For anonymous input, it's far more of an equal power relationship to let IP numbers alone stand as identification, or to require logins or obvious troll names. That way there is no confusion between a disposable "nym" and persons of persistent identity, nor between those who are seeking a reputation
versus those who are only seeking to be held legally accountable for their actions (by showing their raw IP number to everyone equally and permitting anyone to "call the police" about a post).

A set of wiki best practices at this level thus must include:
  • permit anonymous edit and comment but show raw IP number for same; do not show the IP number of logged-in users but ensure that those users use their own name in some consistent form, e.g. Craig_Hubley
  • if pseudonyms are permitted then they must be obvious pseudonyms that no one can confuse for a real person, and ideally not long term pseudonyms, unless/until these can be reliably controlled by a single person, by such means as a common jabber.org login method
  • any role account or credential, e.g.
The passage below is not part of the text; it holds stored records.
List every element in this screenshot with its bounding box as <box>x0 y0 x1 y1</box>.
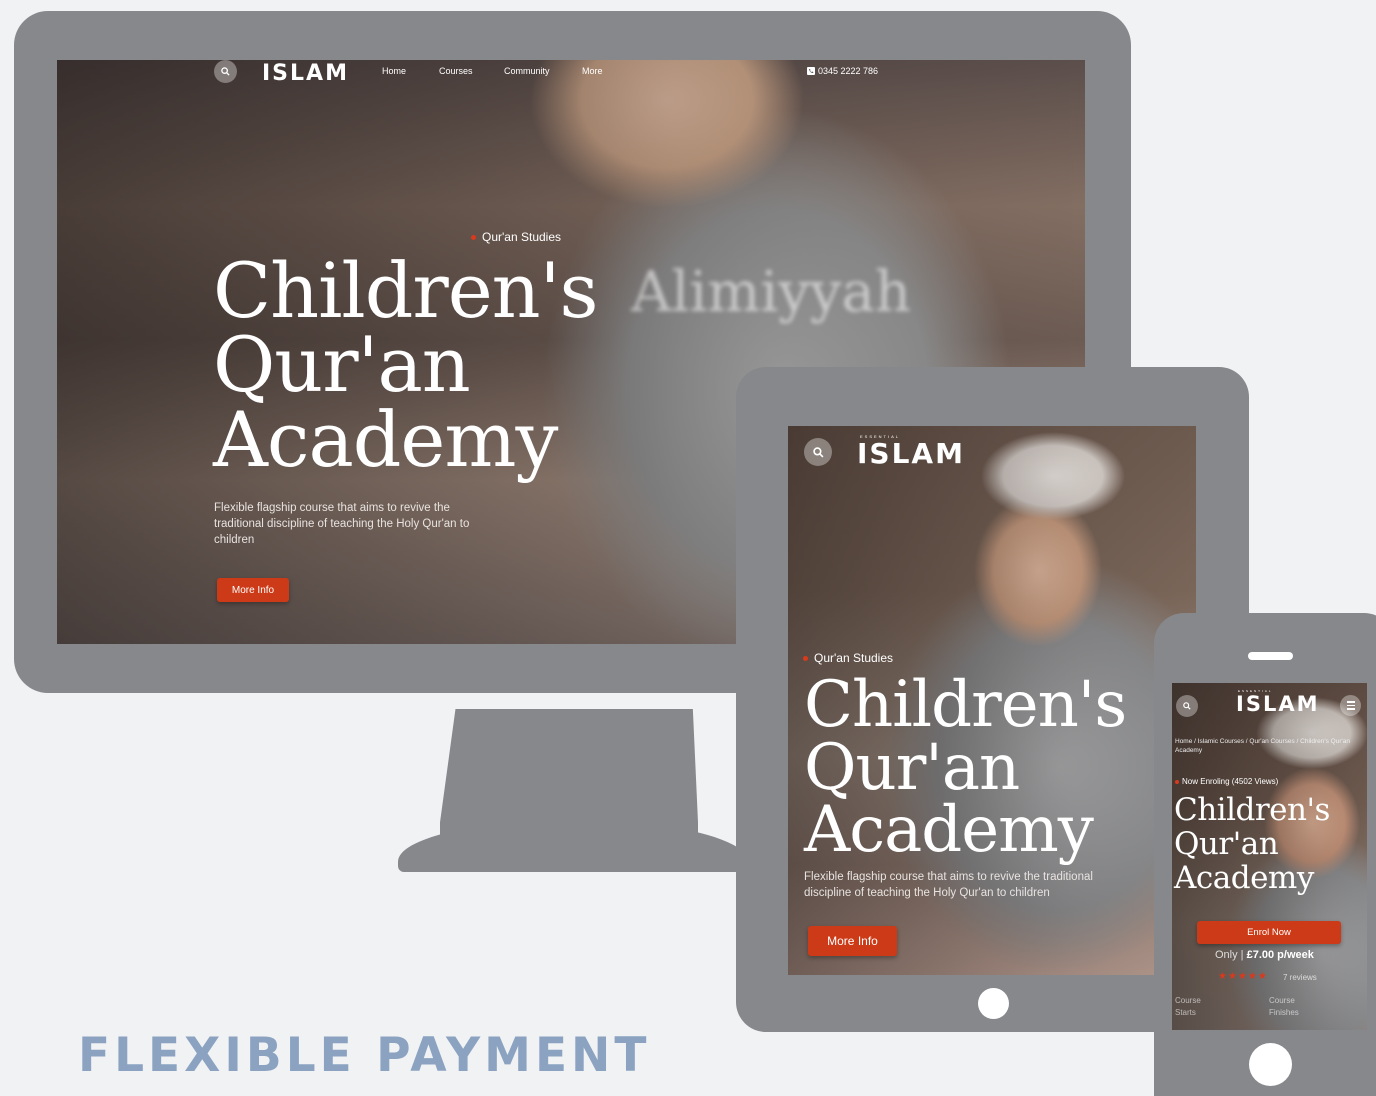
phone-search-icon[interactable] <box>1176 695 1198 717</box>
watermark-text: Alimiyyah <box>631 260 911 325</box>
tablet-course-tag: Qur'an Studies <box>803 651 893 665</box>
phone-enrol-tag: Now Enroling (4502 Views) <box>1175 777 1278 786</box>
nav-home[interactable]: Home <box>382 66 406 76</box>
price-text: Only | £7.00 p/week <box>1215 949 1314 961</box>
tablet-hero-description: Flexible flagship course that aims to re… <box>804 871 1093 900</box>
tablet-tag-dot <box>803 655 808 661</box>
phone-speaker <box>1248 652 1293 660</box>
nav-community[interactable]: Community <box>504 66 550 76</box>
more-info-button[interactable]: More Info <box>217 578 289 602</box>
phone-screen: ESSENTIAL ISLAM Home / Islamic Courses /… <box>1172 683 1367 1030</box>
reviews-count[interactable]: 7 reviews <box>1283 973 1317 982</box>
nav-courses[interactable]: Courses <box>439 66 473 76</box>
phone-site-logo[interactable]: ISLAM <box>1236 692 1319 716</box>
hamburger-menu-icon[interactable] <box>1340 695 1361 716</box>
phone-home-button[interactable] <box>1249 1043 1292 1086</box>
course-tag: Qur'an Studies <box>471 230 561 244</box>
flexible-payment-tagline: FLEXIBLE PAYMENT <box>78 1028 651 1083</box>
search-icon[interactable] <box>214 60 237 83</box>
breadcrumb[interactable]: Home / Islamic Courses / Qur'an Courses … <box>1175 737 1360 756</box>
tablet-search-icon[interactable] <box>804 438 832 466</box>
hero-headline: Children's Qur'an Academy <box>213 246 599 484</box>
tag-dot <box>471 234 476 240</box>
rating-stars: ★★★★★ <box>1218 971 1268 982</box>
tablet-screen: ESSENTIAL ISLAM Qur'an Studies Children'… <box>788 426 1196 975</box>
nav-more[interactable]: More <box>582 66 603 76</box>
tablet-home-button[interactable] <box>978 988 1009 1019</box>
course-finishes-label: Course Finishes <box>1269 996 1299 1017</box>
phone-tag-dot <box>1175 779 1179 784</box>
hero-description: Flexible flagship course that aims to re… <box>214 502 470 547</box>
enrol-now-button[interactable]: Enrol Now <box>1197 921 1341 944</box>
phone-number[interactable]: 0345 2222 786 <box>807 66 878 76</box>
site-logo[interactable]: ISLAM <box>262 61 349 86</box>
course-starts-label: Course Starts <box>1175 996 1201 1017</box>
tablet-more-info-button[interactable]: More Info <box>808 926 897 956</box>
phone-icon <box>807 67 815 75</box>
tablet-site-logo[interactable]: ISLAM <box>857 437 965 470</box>
tablet-hero-headline: Children's Qur'an Academy <box>804 668 1127 868</box>
phone-hero-headline: Children's Qur'an Academy <box>1174 792 1330 897</box>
OP-recognized credential should be clearly identified with the authority that grants it, e.g. a party or official faction of a party, citizenship, so that signatures like "a Canadian citizen" or "a former GPC candidate" can be used and validated to be true.

of groups and concepts used in TIPAESA

A similar legal strictness must then apply to other concepts:

Practices such as those of sourcewatch.org are evolving in this direction.

An open politics search engine works reliably at this level of maturity.

An issue challenge can be ethically issued against a person. Without the naming guarantees, it's unethical to do so at a less mature level unless the person is actually engaged in taking over a party or in a position of power as a result of having achieved some election or influence. In which case, anything goes, see Gang of Crookes for an example of people who earned the right to be dealt with to the absolute limit of what the law will permit.

Actual decisions might be attempted through the service at this point, but, only if there are countermeasures for the lack of representativeness of the online players.


The highest levels of open politics service emphasize the multi-player game like nature of open politics and facilitate a Play Ethic: to be competitive during "games" and collaborative between is the highest ideal. As Nelson Mandela put it, to be colleagues and roommates for 22 days at the Olympics, and competitors for 17 seconds.

open politics game (fifth)

Once the open politics web, consisting of all pages that have meaningful information interpretable by the open politics search engine, can be reliably traversed, it is possible to imagine many games and open politics principles taught and reinforced by games.

open politics currency (sixth)

An open politics time market and open politics prediction market permit people to literally buy and sell research and opinion, in ethical and traceable ways. One's reputation at this point will depend wholly and only on quality of this work.

That's the theory anyway. This may be somewhat utopian.


The ultimate open politics service will embed open politics argument, currency, betting and other request and offer or bid and ask mechanisms, directly into daily activities like dating and buying not just debate and voting. A genuinely open politics must become part of one's daily life.


Craig Hubley was the major source of views in this article, which is presented from a sympathetic point of view to the idea that an open politics service must not be confused with other large public wikis or undisciplined troll services.

Some rules from open politics in force and Infrastructure of Democracy are cited in the above as if they were fact, not opinion.